My book group met last week.  Usually we read novels and sometimes nonfiction and very occasionally poetry.  This was one of those rare times of poetry.  We chose to read from Kay Ryan’s book of poems The Niagara River. Ryan was our 16th Poet Laureate of the United States.  Her poems are tidy and crisp, well crafted.  No extraneous words, they are like a well-weeded garden, nothing scraggly or unintended left behind.  Each poem is packed with meaning, word play and wit.  It was lovely to spend an evening with friends picking through her poems and unpacking them, with the strength of four minds we could unearth more meaning and harvest more insights than I alone could conjure.

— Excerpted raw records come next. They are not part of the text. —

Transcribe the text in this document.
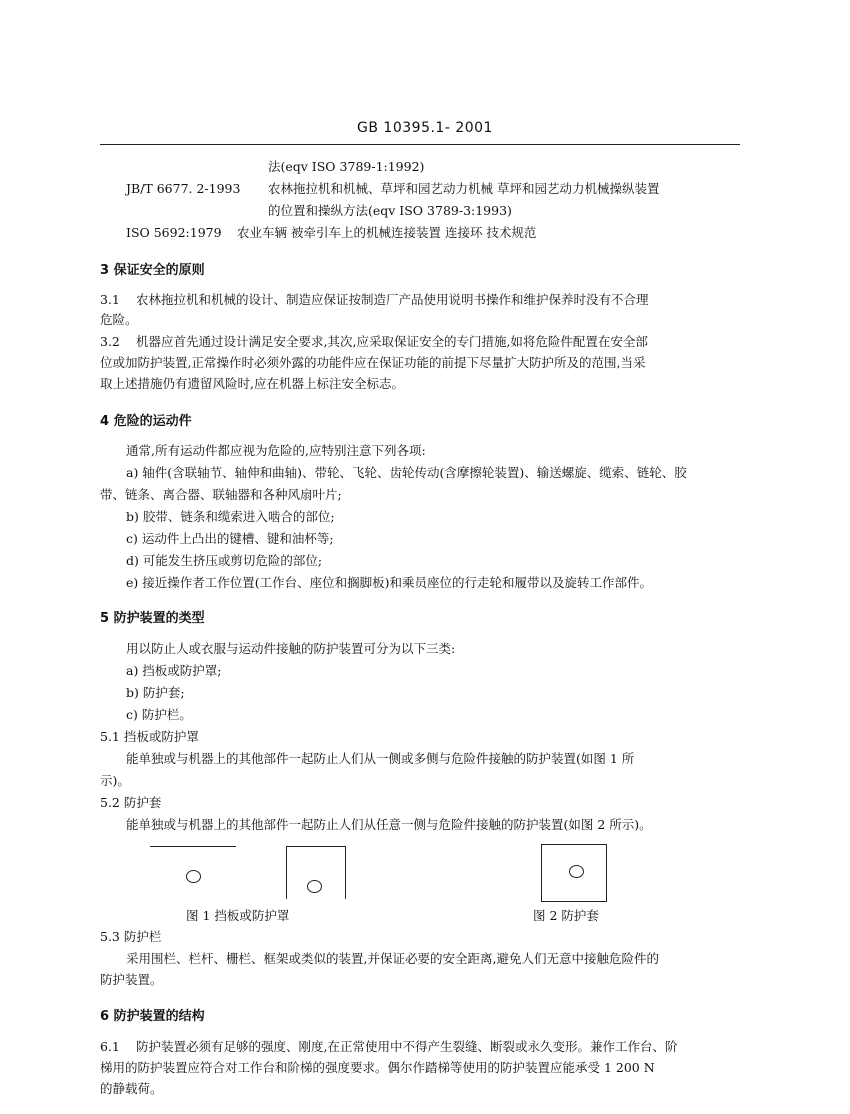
GB 10395.1- 2001
法(eqv ISO 3789-1:1992)
JB/T 6677. 2-1993 农林拖拉机和机械、草坪和园艺动力机械 草坪和园艺动力机械操纵装置
的位置和操纵方法(eqv ISO 3789-3:1993)
ISO 5692:1979 农业车辆 被牵引车上的机械连接装置 连接环 技术规范
3 保证安全的原则
3.1 农林拖拉机和机械的设计、制造应保证按制造厂产品使用说明书操作和维护保养时没有不合理
危险。
3.2 机器应首先通过设计满足安全要求,其次,应采取保证安全的专门措施,如将危险件配置在安全部
位或加防护装置,正常操作时必须外露的功能件应在保证功能的前提下尽量扩大防护所及的范围,当采
取上述措施仍有遗留风险时,应在机器上标注安全标志。
4 危险的运动件
通常,所有运动件都应视为危险的,应特别注意下列各项:
a) 轴件(含联轴节、轴伸和曲轴)、带轮、飞轮、齿轮传动(含摩擦轮装置)、输送螺旋、缆索、链轮、胶
带、链条、离合器、联轴器和各种风扇叶片;
b) 胶带、链条和缆索进入啮合的部位;
c) 运动件上凸出的键槽、键和油杯等;
d) 可能发生挤压或剪切危险的部位;
e) 接近操作者工作位置(工作台、座位和搁脚板)和乘员座位的行走轮和履带以及旋转工作部件。
5 防护装置的类型
用以防止人或衣服与运动件接触的防护装置可分为以下三类:
a) 挡板或防护罩;
b) 防护套;
c) 防护栏。
5.1 挡板或防护罩
能单独或与机器上的其他部件一起防止人们从一侧或多侧与危险件接触的防护装置(如图 1 所
示)。
5.2 防护套
能单独或与机器上的其他部件一起防止人们从任意一侧与危险件接触的防护装置(如图 2 所示)。
图 1 挡板或防护罩	图 2 防护套
5.3 防护栏
采用围栏、栏杆、栅栏、框架或类似的装置,并保证必要的安全距离,避免人们无意中接触危险件的
防护装置。
6 防护装置的结构
6.1 防护装置必须有足够的强度、刚度,在正常使用中不得产生裂缝、断裂或永久变形。兼作工作台、阶
梯用的防护装置应符合对工作台和阶梯的强度要求。偶尔作踏梯等使用的防护装置应能承受 1 200 N
的静载荷。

I was particularly drawn to the poem Things Shouldn’t Be So Hard, which I include here.  It made me think at once on my grandma who lived most of the year with my family from the time I was six until she died just shy of one hundred, long past my leaving home.  I have a number of her things, a solid rocker which makes a creak when rocking that brings me instantly to sitting on her lap listening to her quiet voice tirelessly reading one more story.  I have a blanket that she sewed from wool scraps, that is tattered and tired but remains on my bed despite the fact that only I can see the beauty in it.  The poem also prompted me to pull out a box of old photographs I have stored in my studio.  Some of the photos are of people I know and some of the photos are of people my people knew but the names are lost to me but most of the photos are of people who I could never know because I bought them from a bin at a yard sale or antique store or the bottom of a box at the Salvation Army.  These are people whose names are lost, except for a few scrawled in delicate script across the back, someone’s attempt to hold on to identity a little bit longer.  And so we’ll all go some day,ashes to ashes, dust to dust, the photos and the letters lasting longer than our corporeal self could ever hope for.  Enough from me, here is Kay Ryan’s poem:

Things Shouldn’t Be So Hard

A life should leave
deep tracks
ruts where she
went out and back
to get the mail
or move the hose
around the yard;
where she used to
stand before the sink,
a worn out place;
beneath her hand
the china knobs
rubbed down to
white pastilles;
the switch she
used to feel for
in the dark
almost erased.

Her things should
keep her marks.
The passage
of a life should show;
it should abrade.
And when life stops,
a certain space-
however small-
should be left scarred
by the grand and
damaging parade.

Things shouldn’t
be so hard.

-Kay Ryan

Here is a link to the Poetry Foundation website and it’s profile of Kay Ryan http://www.poetryfoundation.org/bio/kay-ryan

Comments

  • March 21, 2011
    reply

    Kitty

    Lisa, thank you for the reminder… it is a wonderful sentiment to keep fresh in your mind. Don’s mother June lives with us, she is 92(almost) and a very nice woman and always has been. We are lucky.